При подобном направлении кардинал-казначей и действовал согласно со своими целями; он, что называется, выжал все соки, а после себя оставил разорённое поле; ничтожнейшее ремесло тряпичников и то было отдано на откуп, и эта монополия тоже оплачивалась небольшой суммой. В Риме можно было откупить деньгами у казны весь поземельный налог.
Часто правительство расплачивалось за эту неопытность.
В 1841 году известный в Риме аферист предложил казначею 300 тысяч франков единовременно и 25 тысяч франков ежегодно за право монопольной торговли порохом.

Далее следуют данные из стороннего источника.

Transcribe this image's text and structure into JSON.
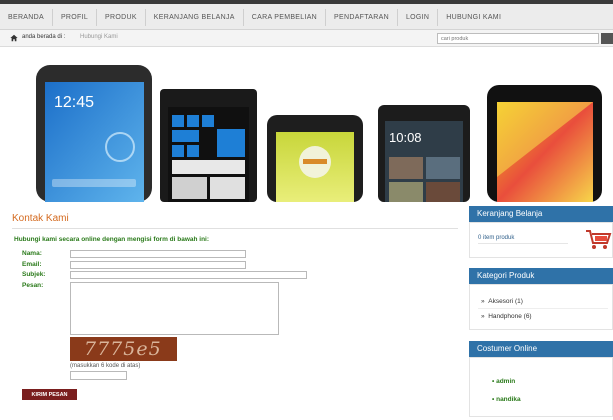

Контракт, представлявший очевидные выгоды государству, был подписан, и была назначена на порох такса: по три франка за килограмм. Скоро запасы арсеналов истощились и их нужно было возобновить; тогда пришлось платить по новому тарифу — по три франка за то, что прежде стоило всего восемьдесят сантимов. Монополист был слишком влиятелен, чтоб им можно было пренебречь, и пришлось войти с ним в полюбовную сделку. Следствием этого промаха было то, что правительство потеряло 250 тысяч франков и 25 тысяч франков ежегодных, взамен единовременных 300 тысяч франков. В других государствах лица, управляющие своим состоянием подобно тому, как папы управляют наследием Святого Петра, объявляются расточительными и берутся под опеку. Дело дошло до такого положения, что все средства Церковной области были проданы заранее и заложены откупщикам на будущие 1846, 1847 и 1848 годы.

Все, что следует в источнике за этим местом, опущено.